I must be the biggest dumb ass on the planet...I just realized that for the last 3 months my whole diary and my blogs were set on private. Which was TOTALLY NOT my intention. I'm such a derp. I think I fixed it. Oy Vey.
That being said........
I was just looking at my old blog from two years ago:
I just made it to Silver Level 6 and ran across an old post from one of the activities. It made me realize the importance of this journey and what it means and why I'm doing this. It made me realize what I have at stake if I quit again.....
It's so sad to see how positive, motivated and committed I was and then I quit. This scares me very badly because if this happened before, will I let it happen again? I started that year at 250 pounds and before I quit, when I was doing SO well, I had gotten down to 188 pounds.......I lost my motivation, my desire to excel and to try, I gained back some weight and then.....I just quit. Stopped cold. So. Stupid.

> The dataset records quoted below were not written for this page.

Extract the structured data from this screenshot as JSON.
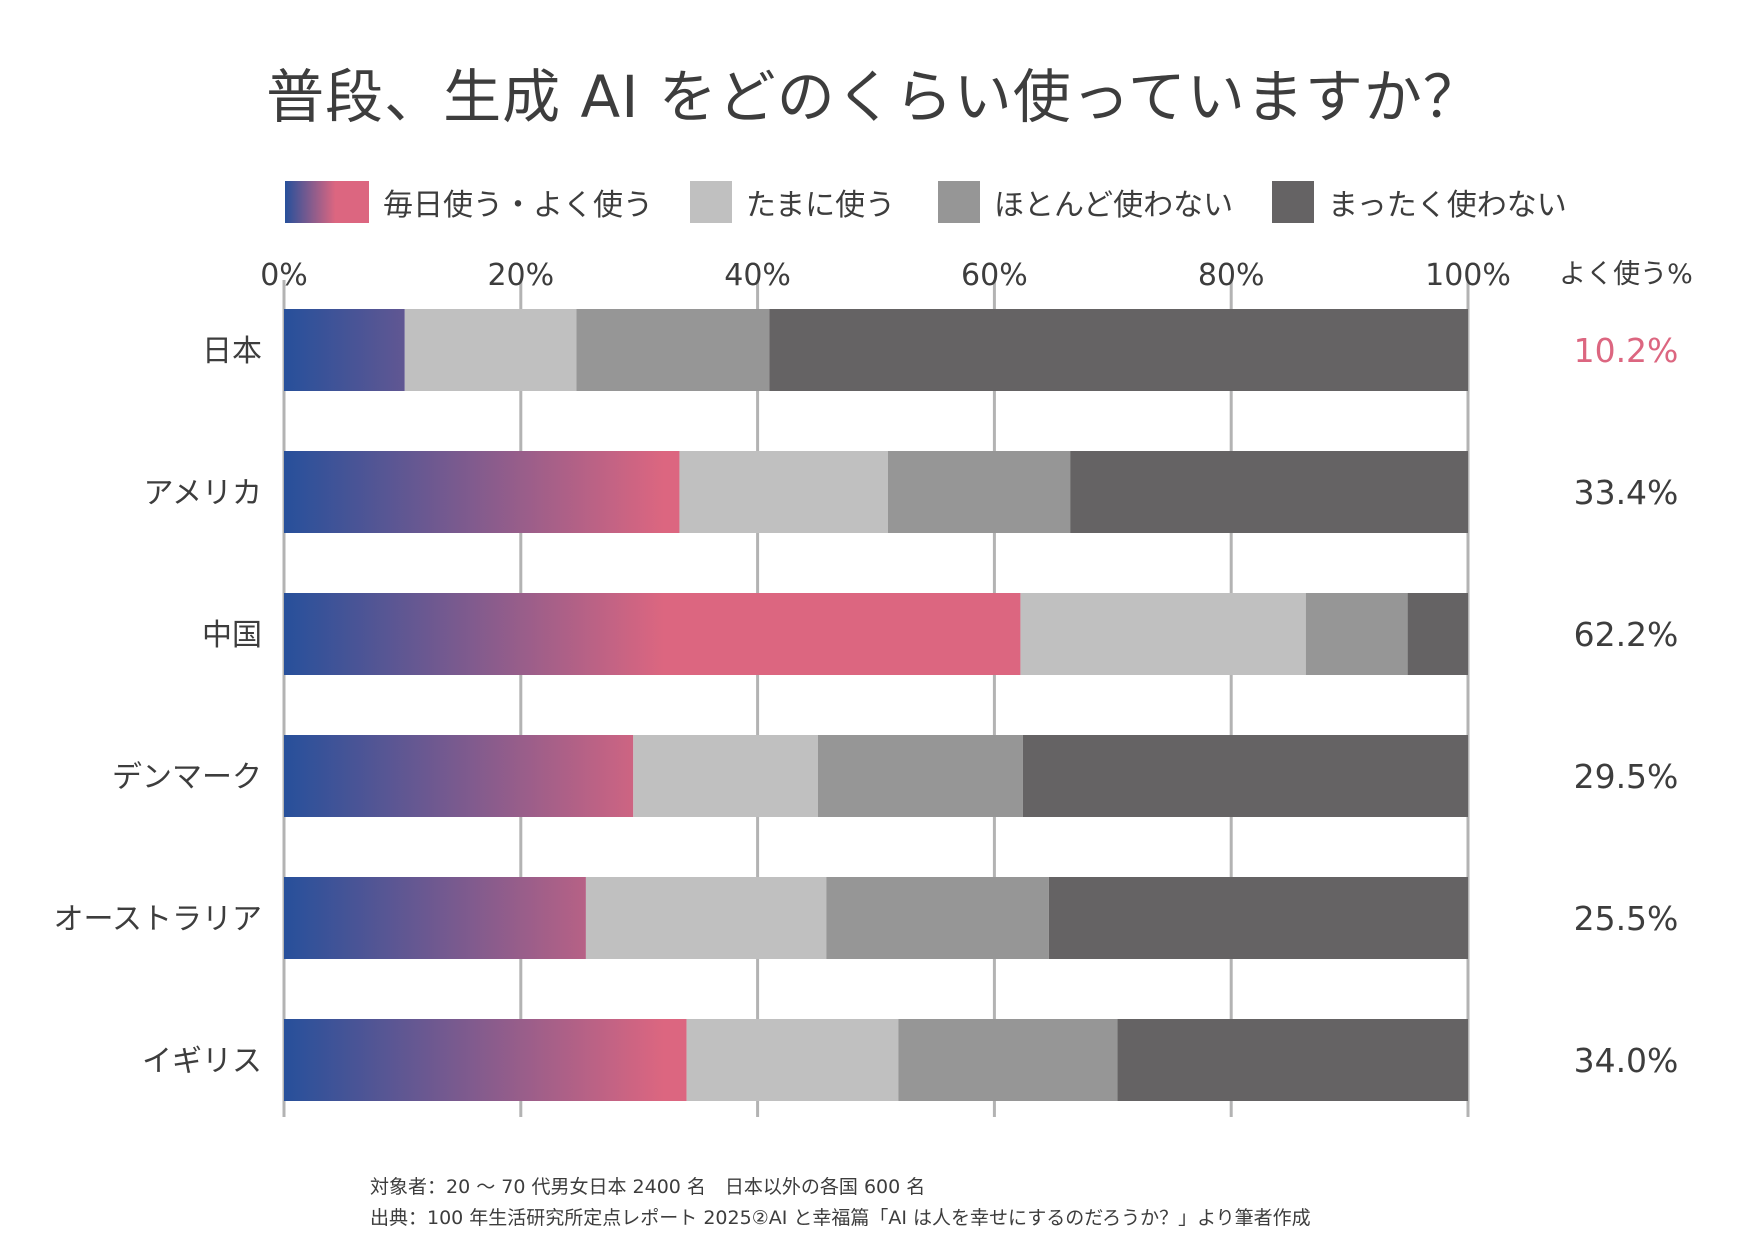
{
  "title": "普段、生成 AI をどのくらい使っていますか？",
  "chart_data": {
    "type": "bar",
    "orientation": "horizontal",
    "stacked": true,
    "categories": [
      "日本",
      "アメリカ",
      "中国",
      "デンマーク",
      "オーストラリア",
      "イギリス"
    ],
    "series": [
      {
        "name": "毎日使う・よく使う",
        "values": [
          10.2,
          33.4,
          62.2,
          29.5,
          25.5,
          34.0
        ],
        "color": "#dc6680",
        "gradient_start": "#27509b"
      },
      {
        "name": "たまに使う",
        "values": [
          14.5,
          17.6,
          24.1,
          15.6,
          20.3,
          17.9
        ],
        "color": "#c0c0c0"
      },
      {
        "name": "ほとんど使わない",
        "values": [
          16.3,
          15.4,
          8.6,
          17.3,
          18.8,
          18.5
        ],
        "color": "#969696"
      },
      {
        "name": "まったく使わない",
        "values": [
          59.0,
          33.6,
          5.1,
          37.6,
          35.4,
          29.6
        ],
        "color": "#656364"
      }
    ],
    "xlim": [
      0,
      100
    ],
    "x_ticks": [
      "0%",
      "20%",
      "40%",
      "60%",
      "80%",
      "100%"
    ],
    "grid": true,
    "legend": "top",
    "right_column": {
      "header": "よく使う%",
      "values": [
        "10.2%",
        "33.4%",
        "62.2%",
        "29.5%",
        "25.5%",
        "34.0%"
      ],
      "highlight_color": "#dc6680",
      "default_color": "#3d3d3d"
    }
  },
  "footnotes": [
    "対象者：20 〜 70 代男女日本 2400 名　日本以外の各国 600 名",
    "出典：100 年生活研究所定点レポート 2025②AI と幸福篇「AI は人を幸せにするのだろうか？」より筆者作成"
  ]
}
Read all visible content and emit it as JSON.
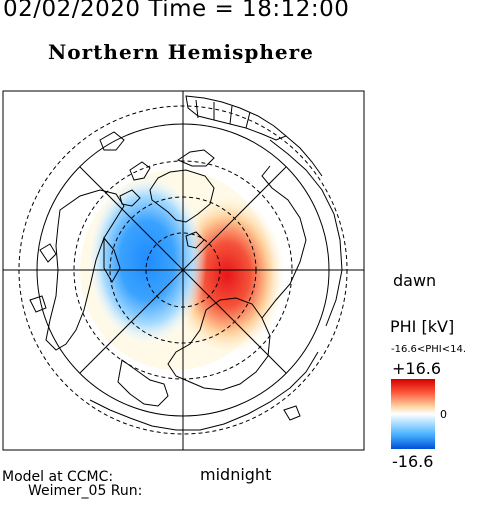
{
  "header": {
    "title": "02/02/2020 Time = 18:12:00",
    "subtitle": "Northern Hemisphere"
  },
  "map_labels": {
    "dawn": "dawn",
    "midnight": "midnight"
  },
  "footer": {
    "line1": "Model at CCMC:",
    "line2": "Weimer_05 Run:"
  },
  "legend": {
    "title": "PHI [kV]",
    "range": "-16.6<PHI<14.",
    "max": "+16.6",
    "mid": "0",
    "min": "-16.6"
  },
  "colors": {
    "positive": "#e8151a",
    "negative": "#1f8cff",
    "neutral": "#ffffff"
  }
}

The only thing I can do is not to do this again.
So I have this song on my MP3 called "All Fired Up" it's an old-ish Pat Benatar song. It inspires me, motivates me:
Livin' with my eyes closed, goin' day to day
I never knew the difference, I never cared either way
Lookin' for a reason, searchin' for a sign
Reachin' out with both hands, I gotta feel the kick inside.
Ain't nobody livin', in a perfect world
Everybody's out there, cryin' to be heard
Now I got a new fire, burnin' in my heart
Lightin' up the darkness, movin' like a meteorite
Now I believe there comes a time
When everything just falls in line
We live an' learn from our mistakes
The deepest cuts are healed by faith
I DO NOT want to come back this way. I NEVER want to see these scale numbers again.
I want to be strong.
I don't want to be dead inside because I feel dead on the outside.
Ok so I've been logging all my exercise in my activity planner because I don't want it to mess up my calorie count....but I will post it here for inquiring minds to see.
30 minutes on weight machines
45 minutes elliptical (670 calories)
45 minutes treadmill (430 calories)
I wonder what the calorie count is for weight machines?